Big Data For Business
The main function of big data in the business world is to help companies to collect, analyze, and extract information from large and complex data to make better business decisions. It can be used to improve operational efficiency, improve customer experience, and discover new opportunities for growth. Big data can also be used to improve marketing and improve marketing targets by analyzing customer data.
Benefits of Big Data & Data Analytics:
- Big Data allows you to make more informed and accurate decisions based on data
- Business planning, by knowing customer behavior
- Knowing market trends and consumer desires
How Big Data Works
Big data works by collecting, storing, and analyzing enormous and complex data to find patterns and trends not seen with traditional data analysis. This is done using technology capable of handling data on a large scale, such as cluster computing and distributed storage. Then, data analysis algorithms such as machine learning and statistics are used to extract useful information from that data.
Big data can come from a variety of sources, such as transaction systems, application logs, sensors, social media, and more. Then the data is collected using technologies such as web scraping, APIs, and other data collection tools. Data can be collected in real-time or over a longer period of time. The collected data can be stored in various formats, such as databases, files, and data lakes. Data storage must be done with technology capable of handling data at scale. Data collection must be carried out in a secure manner and in accordance with applicable data regulations.
Big data must be managed properly in terms of access rights. Some data may only be accessible to certain people or may only be used for specific purposes. Users must pass the authentication process before they can access the data. This process is usually done using a username and password or other authentication methods such as tokens or encryption keys. After passing the authentication process, the user must obtain permission to access the specified data. This process is carried out by checking the user’s access rights on the system. Data access to big data must be done in a secure manner and in accordance with applicable data regulations. The auditing process is used to record user activities performed on data, such as access, modify, and delete data.
The results of managing the data that has been processed. The analysis carried out can be in the form of descriptive (data depiction), diagnostic (looking for cause and effect based on data), predictive (predicting future events) or prescriptive analytics (recommending the choices and implications of each choice). From the results of this analysis, it will be a reference for policy or strategy making in the future.

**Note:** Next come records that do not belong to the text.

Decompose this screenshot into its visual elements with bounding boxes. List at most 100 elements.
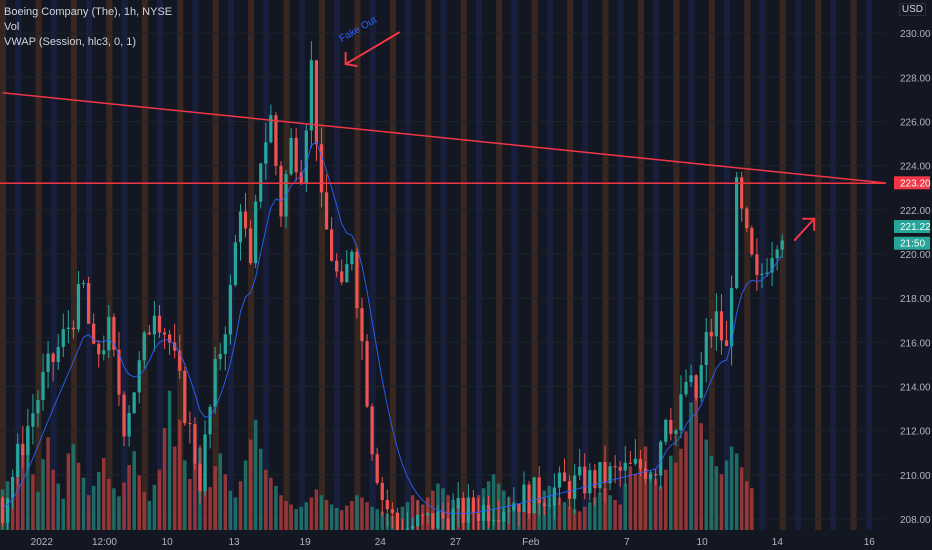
session-band-post: [830, 0, 837, 530]
candle-body: [750, 228, 754, 255]
price-marker-bg: [894, 236, 930, 250]
volume-bar: [339, 510, 344, 530]
volume-bar: [648, 472, 653, 530]
volume-bar: [431, 490, 435, 530]
session-band-post: [263, 0, 270, 530]
volume-bar: [355, 495, 359, 530]
downtrend-line: [2, 92, 889, 185]
session-band-pre: [318, 0, 326, 530]
session-band-post: [86, 0, 93, 530]
session-band-pre: [425, 0, 432, 530]
candle-body: [340, 271, 344, 283]
volume-bar: [122, 482, 126, 530]
volume-bar: [613, 499, 617, 530]
session-band-post: [156, 0, 164, 530]
candle-body: [456, 497, 460, 509]
price-tick-label: 226.00: [900, 117, 931, 128]
candle-body: [552, 487, 557, 506]
candle-body: [446, 518, 450, 535]
volume-legend[interactable]: Vol: [4, 21, 20, 33]
session-band-pre: [389, 0, 396, 530]
price-tick-label: 210.00: [900, 471, 931, 482]
volume-bar: [324, 499, 329, 530]
candle-body: [112, 316, 116, 350]
volume-bar: [56, 483, 60, 530]
price-tick-label: 222.00: [900, 206, 931, 217]
volume-bar: [633, 474, 638, 530]
time-tick-label: 14: [772, 537, 784, 548]
volume-bar: [557, 497, 562, 530]
candle-body: [537, 477, 541, 504]
session-band-pre: [283, 0, 290, 530]
price-tick-label: 218.00: [900, 294, 931, 305]
candle-body: [628, 462, 632, 464]
candle-body: [218, 353, 222, 360]
candle-body: [304, 130, 308, 184]
candle-body: [254, 201, 258, 264]
candle-body: [228, 285, 232, 335]
time-tick-label: 16: [864, 537, 876, 548]
volume-bar: [360, 497, 364, 530]
volume-bar: [96, 472, 101, 530]
candle-body: [97, 343, 101, 355]
time-axis[interactable]: 2022 12:00 10 13 19 24 27 Feb 7 10 14 16: [0, 530, 932, 550]
session-band-pre: [602, 0, 609, 530]
vwap-legend[interactable]: VWAP (Session, hlc3, 0, 1): [4, 36, 137, 48]
volume-bar: [264, 469, 268, 530]
symbol-title[interactable]: Boeing Company (The), 1h, NYSE: [4, 6, 173, 18]
volume-bar: [739, 467, 744, 530]
volume-bar: [512, 502, 516, 530]
volume-bar: [253, 419, 258, 530]
volume-bar: [233, 497, 238, 530]
volume-bar: [684, 431, 688, 530]
session-band-pre: [248, 0, 255, 530]
candle-body: [471, 497, 475, 514]
price-tick-label: 212.00: [900, 427, 931, 438]
time-tick-label: 19: [300, 537, 312, 548]
volume-bar: [142, 491, 147, 530]
price-tick-label: 224.00: [900, 162, 931, 173]
volume-bar: [127, 465, 131, 530]
candle-body: [583, 466, 587, 494]
chart-legend: Boeing Company (The), 1h, NYSE Vol VWAP …: [4, 5, 172, 50]
session-band-post: [50, 0, 57, 530]
candle-body: [122, 394, 126, 437]
volume-bar: [228, 490, 233, 530]
candle-body: [709, 332, 713, 337]
candle-body: [492, 519, 496, 522]
candle-body: [345, 264, 349, 283]
candle-body: [573, 475, 577, 499]
volume-bar: [81, 477, 86, 530]
candle-body: [107, 316, 111, 351]
price-axis-bg: [886, 0, 932, 550]
candle-body: [598, 462, 602, 489]
volume-bar: [147, 501, 152, 530]
volume-bar: [279, 495, 283, 530]
session-band-post: [121, 0, 128, 530]
candle-body: [684, 381, 688, 395]
candle-body: [248, 228, 253, 264]
candle-body: [66, 327, 70, 330]
trend-lines[interactable]: [0, 92, 889, 185]
price-axis[interactable]: 208.00 210.00 212.00 214.00 216.00 218.00 220.…: [886, 0, 932, 550]
candle-body: [132, 392, 136, 413]
time-tick-label: 12:00: [92, 537, 117, 548]
price-marker-label: 21:50: [900, 239, 925, 250]
volume-bar: [107, 478, 111, 530]
candle-body: [102, 350, 106, 355]
candle-body: [178, 350, 182, 371]
volume-bar: [238, 481, 243, 530]
volume-bar: [208, 487, 212, 530]
candle-body: [223, 334, 227, 354]
candle-body: [431, 513, 435, 529]
candle-body: [335, 260, 339, 272]
candle-body: [117, 349, 121, 395]
candle-body: [31, 413, 35, 427]
volume-bar: [61, 498, 66, 530]
candle-body: [527, 484, 531, 514]
candle-body: [86, 283, 91, 324]
volume-bar: [309, 497, 314, 530]
candle-body: [289, 137, 293, 175]
currency-label[interactable]: USD: [898, 3, 926, 16]
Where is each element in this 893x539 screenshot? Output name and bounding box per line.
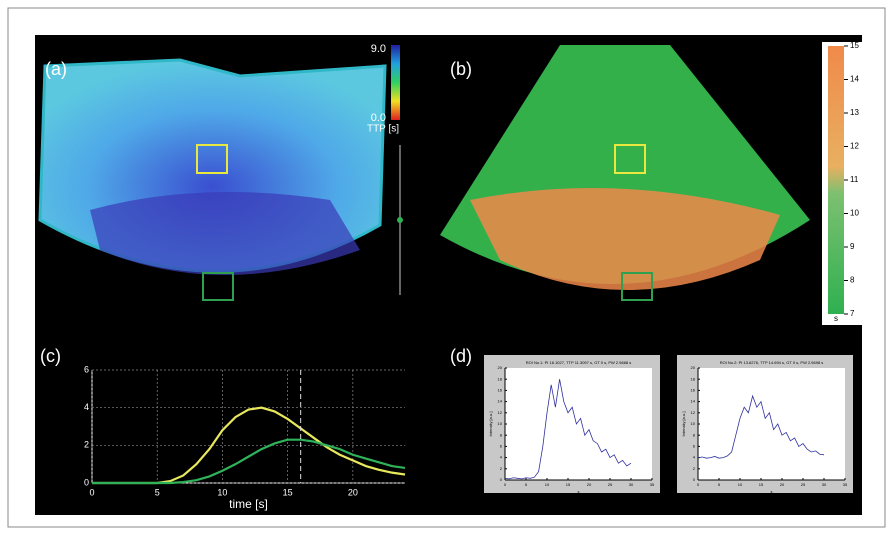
panel-label: (a) xyxy=(45,59,67,79)
colorbar-max: 9.0 xyxy=(371,43,386,55)
x-tick-label: 15 xyxy=(566,482,571,487)
x-axis-label: s xyxy=(771,489,773,494)
x-tick-label: 15 xyxy=(759,482,764,487)
x-tick-label: 10 xyxy=(738,482,743,487)
y-tick-label: 0 xyxy=(84,477,89,487)
x-tick-label: 30 xyxy=(822,482,827,487)
y-tick-label: 10 xyxy=(498,421,503,426)
y-axis-label: Intensity [a.u.] xyxy=(488,412,493,437)
slider-knob xyxy=(397,217,403,223)
y-tick-label: 20 xyxy=(691,365,696,370)
colorbar-tick-label: 10 xyxy=(850,209,859,218)
x-tick-label: 10 xyxy=(217,487,227,497)
y-tick-label: 20 xyxy=(498,365,503,370)
colorbar-min: 0.0 xyxy=(371,112,386,124)
x-tick-label: 20 xyxy=(780,482,785,487)
colorbar-tick-label: 7 xyxy=(850,309,855,318)
y-tick-label: 6 xyxy=(84,364,89,374)
y-tick-label: 18 xyxy=(498,376,503,381)
x-tick-label: 30 xyxy=(629,482,634,487)
x-tick-label: 25 xyxy=(608,482,613,487)
colorbar-tick-label: 15 xyxy=(850,41,859,50)
plot-title: ROI No.1: PI 16.1027, TTP 11.3097 s, GT … xyxy=(526,360,632,365)
plot-title: ROI No.2: PI 13.6276, TTP 14.694 s, GT 0… xyxy=(720,360,824,365)
x-tick-label: 20 xyxy=(348,487,358,497)
x-tick-label: 15 xyxy=(283,487,293,497)
y-tick-label: 16 xyxy=(498,387,503,392)
y-tick-label: 12 xyxy=(691,410,696,415)
colorbar-tick-label: 11 xyxy=(850,175,859,184)
plot-area xyxy=(698,368,845,480)
x-axis-label: s xyxy=(578,489,580,494)
y-tick-label: 18 xyxy=(691,376,696,381)
colorbar-tick-label: 8 xyxy=(850,276,855,285)
colorbar-tick-label: 9 xyxy=(850,242,855,251)
colorbar-tick-label: 12 xyxy=(850,142,859,151)
x-tick-label: 0 xyxy=(89,487,94,497)
x-tick-label: 35 xyxy=(650,482,655,487)
y-tick-label: 4 xyxy=(84,402,89,412)
y-tick-label: 10 xyxy=(691,421,696,426)
panel-label: (c) xyxy=(40,346,61,366)
colorbar-unit: s xyxy=(834,314,838,323)
x-tick-label: 35 xyxy=(843,482,848,487)
x-tick-label: 10 xyxy=(545,482,550,487)
x-tick-label: 5 xyxy=(155,487,160,497)
page: (a) 9.0 0.0 TTP [s] (b) s (c) (d) 7 8 9 10 1… xyxy=(0,0,893,539)
panel-label: (d) xyxy=(450,346,472,366)
x-axis-label: time [s] xyxy=(229,497,268,511)
colorbar-b xyxy=(828,46,844,314)
y-tick-label: 12 xyxy=(498,410,503,415)
figure: (a) 9.0 0.0 TTP [s] (b) s (c) (d) 7 8 9 10 1… xyxy=(0,0,893,534)
colorbar-title: TTP [s] xyxy=(367,124,399,135)
colorbar-tick-label: 14 xyxy=(850,75,859,84)
x-tick-label: 25 xyxy=(801,482,806,487)
colorbar-a xyxy=(391,45,400,120)
panel-label: (b) xyxy=(450,59,472,79)
y-tick-label: 16 xyxy=(691,387,696,392)
y-tick-label: 14 xyxy=(691,399,696,404)
colorbar-tick-label: 13 xyxy=(850,108,859,117)
plot-area xyxy=(505,368,652,480)
y-tick-label: 2 xyxy=(84,440,89,450)
y-tick-label: 14 xyxy=(498,399,503,404)
y-axis-label: Intensity [a.u.] xyxy=(681,412,686,437)
x-tick-label: 20 xyxy=(587,482,592,487)
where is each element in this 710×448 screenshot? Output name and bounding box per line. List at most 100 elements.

Data Analysis Applications
After identifying the problem, it is a process to determine what you want to look for from the data and how the results of the analysis can be used to solve the problem. It then applies the results of the analysis into a model that can be used to make predictions or make decisions. Models can be created using algorithms such as regression, classification, or clustering. Before the implementation of the model, it must be validated, which is a process to evaluate the quality of the model created by using data that was not used when creating the model. Model validation is used to find out how well the model can be generalized to new data. It then implements the model into the system or application used by the end user. Model implementation can be done using technologies such as APIs or software libraries. And continuous monitoring and maintenance is carried out to monitor the performance of the model and make improvements if needed.